Ontario students begin e-learning as COVID-19 closures continue
Published Monday, April 6, 2020 7:08AM EDT Last Updated Monday, April 6, 2020 6:56PM EDT
TORONTO -- Students across Ontario began online learning Monday as Premier Doug Ford's government pledged that financial support for parents would arrive as soon as this week.
Three weeks after COVID-19 shuttered schools in the name of physical distancing, teachers began to lead the new effort with both live and pre-recorded lessons, but some parents said the move is already posing challenges.
Ford said the major shift comes as the province moves to provide financial support to parents, announcing that previously promised payments of $200 per child will be flowing by the end of the week to some.
"I know many parents are adjusting to these changes," he said. "It is critical that during this time kids keep learning. Education must continue."
Education Minister Stephen Lecce has said that e-learning cannot fully replace the in-class experience, so the goal is to help students continue their education as much as possible during the pandemic.
The one-time funding from the government is available to parents regardless of whether their child is in school or child care or not, he said Monday.
"This global outbreak has disrupted family life a great deal," Lecce said. "Our government will spare no expense supporting them in any way we can."
The ministry is recommending elementary students spend between five and 10 hours on learning per week, depending on their age.
High school students, it says, should spend three hours per course per week if they're on a semestered system, or half of that if their schedule isn't split into semesters.
Lecce has said that students on track to graduate won't be delayed due to the pandemic.
But some parents said they had concerns about the province's plans for distance learning during the pandemic.
Crystal Bevens-LeBlanc, a parent of two in Kingston, Ont., praised teachers from her local school board, but said there are still children who won't succeed in this format, like her son in Grade 9.

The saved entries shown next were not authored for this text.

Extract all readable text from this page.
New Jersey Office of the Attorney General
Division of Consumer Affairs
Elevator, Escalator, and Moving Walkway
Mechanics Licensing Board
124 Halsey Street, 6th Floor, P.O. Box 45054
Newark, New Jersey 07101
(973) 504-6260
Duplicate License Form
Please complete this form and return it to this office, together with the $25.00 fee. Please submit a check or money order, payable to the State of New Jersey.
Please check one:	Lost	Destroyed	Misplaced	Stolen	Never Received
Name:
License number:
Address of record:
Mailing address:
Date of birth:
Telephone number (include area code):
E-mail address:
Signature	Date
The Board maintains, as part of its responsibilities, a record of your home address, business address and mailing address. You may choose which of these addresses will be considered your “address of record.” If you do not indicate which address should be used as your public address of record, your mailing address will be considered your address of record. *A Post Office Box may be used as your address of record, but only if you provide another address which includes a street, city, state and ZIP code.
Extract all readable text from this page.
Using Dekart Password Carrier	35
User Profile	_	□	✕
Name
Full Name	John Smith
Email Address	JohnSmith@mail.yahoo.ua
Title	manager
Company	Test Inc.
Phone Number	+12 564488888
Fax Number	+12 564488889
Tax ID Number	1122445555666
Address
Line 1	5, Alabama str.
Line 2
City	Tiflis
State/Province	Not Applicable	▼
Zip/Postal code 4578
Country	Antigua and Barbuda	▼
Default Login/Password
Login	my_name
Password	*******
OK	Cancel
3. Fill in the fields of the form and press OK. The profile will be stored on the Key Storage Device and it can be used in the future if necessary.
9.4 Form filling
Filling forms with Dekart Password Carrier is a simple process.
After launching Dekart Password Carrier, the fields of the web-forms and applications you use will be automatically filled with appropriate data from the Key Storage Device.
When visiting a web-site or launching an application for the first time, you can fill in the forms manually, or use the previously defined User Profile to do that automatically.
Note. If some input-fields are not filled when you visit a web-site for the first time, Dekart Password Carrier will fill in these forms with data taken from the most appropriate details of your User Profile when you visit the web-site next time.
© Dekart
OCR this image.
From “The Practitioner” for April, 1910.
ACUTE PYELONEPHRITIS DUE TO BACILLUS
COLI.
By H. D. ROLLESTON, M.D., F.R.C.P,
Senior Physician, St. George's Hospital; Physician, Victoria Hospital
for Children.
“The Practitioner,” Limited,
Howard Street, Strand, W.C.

"He is a special needs student who already struggles in a typical classroom," she said. "To be expected to do things independently at home with no support, it's just not going to happen really."
Bevens-LeBlanc said teachers have posted online assignments, responded quickly to questions from her children and also promised to support students through online meetings.
But parents are also struggling to learning the how to navigate the online tools, she said.
"It's Day 1, so a lot of parents are trying to figure out how to navigate Google Classroom," she said. "Right now, we're in the learning stage."
Anna Galati, a single parent of two in Toronto, said she is also concerned with the government's distance learning plan, saying the online component won't work for her family.
Galati said she continues to work in a job that's considered an essential service and her mother cares for the children, one of whom has special needs, during the day.
"For me, I've just had to say to the school, this isn't working for my family," she said. "I can't put added stress on my kids right now. They're already going through this emotional trauma."
Galati said she feels guilty, but knows that this situation isn't a great fit for families who can't help their children through the activities.
"For me, I'm not home with them," she said. "I can't guide them along. ... The teachers have come up with great ideas, they just don't fit every family."
The president of the Ontario Secondary School Teachers' Federation said many parents are feeling the way Galati is, and the government needs to stress that extra effort will be made to catch kids up when they eventually return to the classroom.
"Where you have parents who are doing their best just to keep things running, which is a reasonable goal under these circumstances, we can't have them stressing out over the fact that they're not able to conduct some kind of distance learning," Harvey Bischof said.
The president of the Ontario Public School Boards' Association, meanwhile, has said school boards have been hearing from parents in recent weeks that they need help teaching their children at home.
Cathy Abraham said every board in the province has been crafting a local plan to address the needs of students who may not have access to the internet, computers or tablets, or whose parents may not have time to oversee their schooling.
In a letter to parents, the union representing Ontario's elementary school teachers is urging patience as everyone adapts to the new reality.
"Keep in mind that we are learning about how to do this right along with you," the Elementary Teachers' Federation of Ontario said.
Schools will remain closed to students until at least May 4, the government has said. Schools were initially shuttered for just the two weeks following March break, but the continued spread of the novel coronavirus forced an extension.